So you’ve found your headings and data, identified patterns and fixed your anomalies (Seriously, it’s crucial you check out part 1 of this series). Time to start coding!
1 - Work out an approach
Chances are the data won’t be arranged in a way that makes it easily extractable (that is why we’re doing this after all) so you’ll have to get a little creative here. Referencing the notes you made from Part 1 (you did take notes like I suggested, right?) figure out a way to extract the data you need. By analysing your column headings, data, patterns and anomalies you’ll be able to come up with a basic algorithm that will capture the absolute basic scope of data you need. Don’t worry too much about getting this completely right just yet.
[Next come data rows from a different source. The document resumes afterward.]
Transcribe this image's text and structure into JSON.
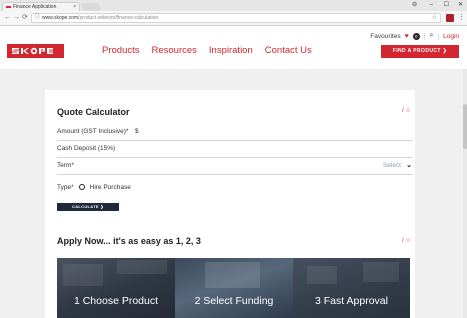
{
  "browser": {
    "tab_title": "Finance Application",
    "tab_close": "×",
    "url_host": "www.skope.com",
    "url_path": "/product-selector/finance-calculation",
    "window_user": "⊖",
    "window_min": "–",
    "window_max": "☐",
    "window_close": "✕"
  },
  "header": {
    "nav": [
      "Products",
      "Resources",
      "Inspiration",
      "Contact Us"
    ],
    "favourites_label": "Favourites",
    "favourites_count": "0",
    "login_label": "Login",
    "find_button": "FIND A PRODUCT ❯"
  },
  "calculator": {
    "title": "Quote Calculator",
    "fav_link": "/ ☆",
    "amount_label": "Amount (GST Inclusive)*",
    "amount_value": "$",
    "deposit_label": "Cash Deposit (15%)",
    "term_label": "Term*",
    "term_placeholder": "Select",
    "type_label": "Type*",
    "type_option": "Hire Purchase",
    "calculate_button": "CALCULATE ❯"
  },
  "apply": {
    "title": "Apply Now... it's as easy as 1, 2, 3",
    "fav_link": "/ ☆",
    "steps": [
      "1 Choose Product",
      "2 Select Funding",
      "3 Fast Approval"
    ]
  },
  "colors": {
    "brand_red": "#d22630",
    "dark_button": "#1f2a3a",
    "page_bg": "#f0f0f0"
  },
  "icons": [
    "back-arrow-icon",
    "forward-arrow-icon",
    "reload-icon",
    "info-icon",
    "star-icon",
    "menu-icon",
    "heart-icon",
    "search-icon",
    "chevron-down-icon"
  ]
}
2 - Don’t try to bite off more than you can chew
This is something that we as programmers regular fall victim to. Don’t try to solve the entire problem in one go. Identify a small problem within the bigger problem. Find a solution for the small problem. Apply the solution. Move on to the next small problem within the bigger problem.
Focus on accurately parsing the headers. Then focus on accurately parsing the data for each header. And, finally, focus on cleaning up whatever remaining anomalies you identified in your earlier analysis.
3 - Final Checks
Almost there. Double check that the results of your script are accurate. Remember this data is more than likely pretty messy so look out for and where necessary include checks to catch unexpected data types where they shouldn’t be (numbers stored as text for example). Also where possible include considerations for converting and storing more complicated data types as they were intended (ie. convert dates to date objects before storing them)
By now you should have all your data nice and tidy. Go have some fun with it!